Still, even if Indian markets don’t offer much of a competitive advantage to Western companies right now, they should be able to compensate for this deficit in the future with increased sales, and a greater ability to attract investment from the global financial institutions. In fact, given India’s increasingly attractive location – it lies in the Western portion of the South Asian region – the country stands to benefit both from its proximity to the global market, and from the increasing prosperity of the South Asian countries such as India, Bangladesh, and Sri Lanka. Given this, India is quickly becoming one of the major choices of global investors. In fact, the government’s recently announced ‘Make in India’ policy will encourage even larger foreign companies to invest in the country. As a result, India is set to experience a rapid burst of growth in the years ahead.
So, what does this mean for Western companies looking to invest in India? The most important thing to realize is that right now, there are no clear signals that the Indian market will soon be ready to accept larger foreign investment. However, it’s also unlikely that the current global economic situation will allow large multinational companies to invest at full tilt into any one country. If you’re planning to invest in India, the best advice is to wait and watch.
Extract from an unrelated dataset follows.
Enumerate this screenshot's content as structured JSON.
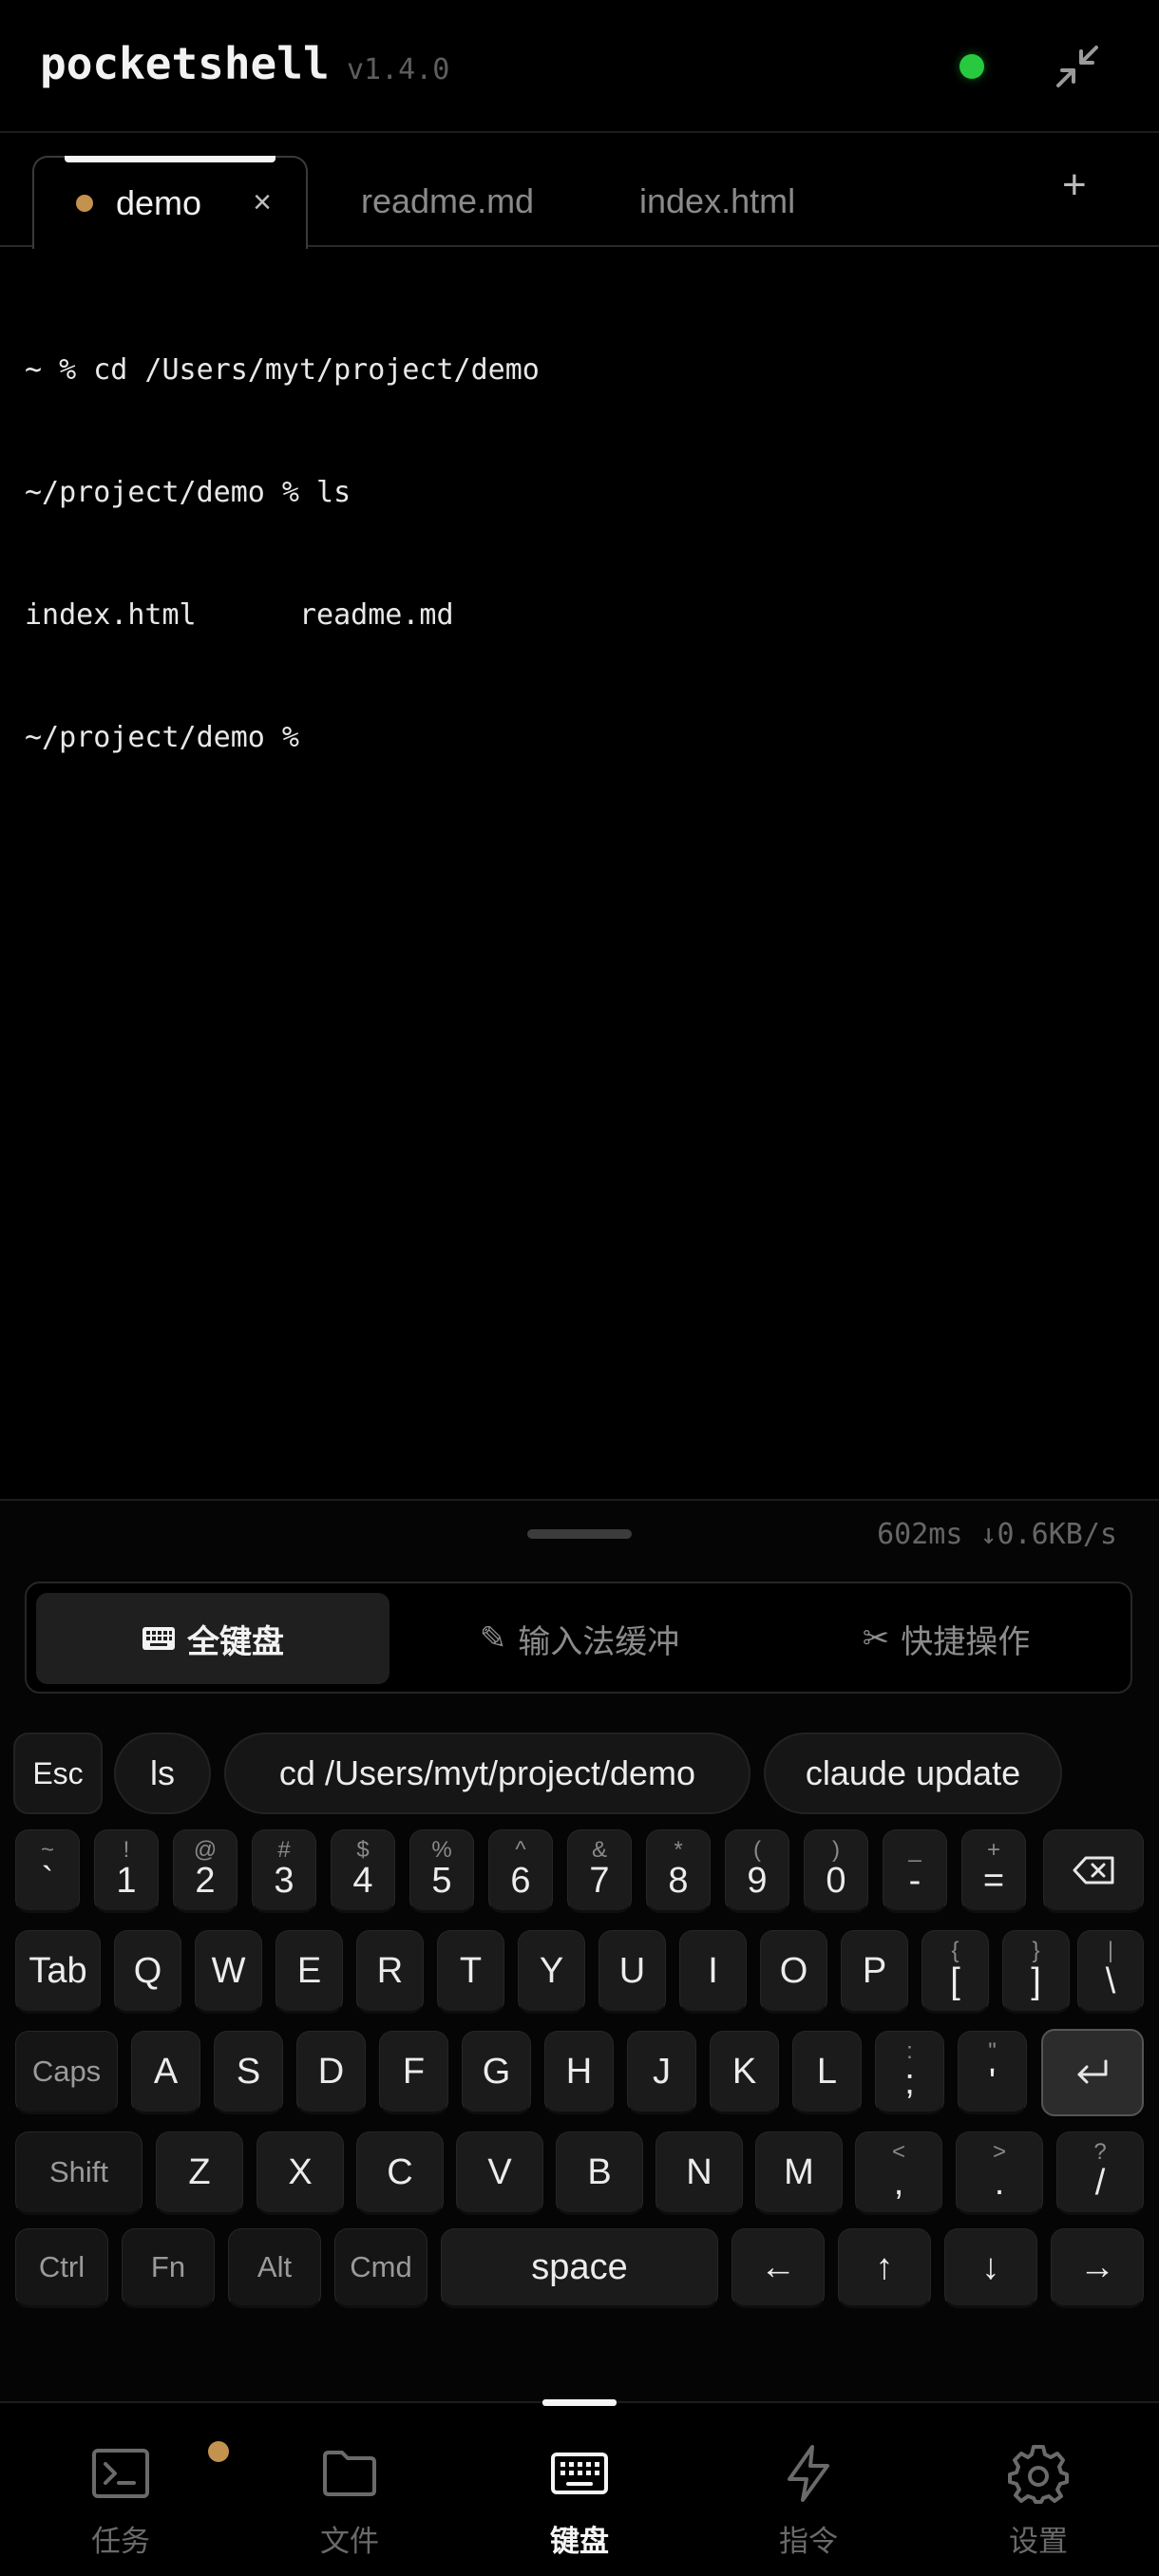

There is every possibility that the Indian market will remain an untapped minefield over the next decade. The future of the world economy remains highly uncertain at this point in time, but it’s also true that the Indian economy has come so far in recent years that it will take some time for the market to catch up with all the new developments. But despite the current challenges, India still offers enormous opportunity for companies looking to expand their business footprint and attract investment from international markets. Over the next decade, India has the potential to become a developed market – one that can rival the advanced economies of Europe and America – meaning that if you want to invest in India you stand to benefit not just from the political stability and good economy, but also from the opportunities that are present in one of the fastest growing but least leveraged economies in the world.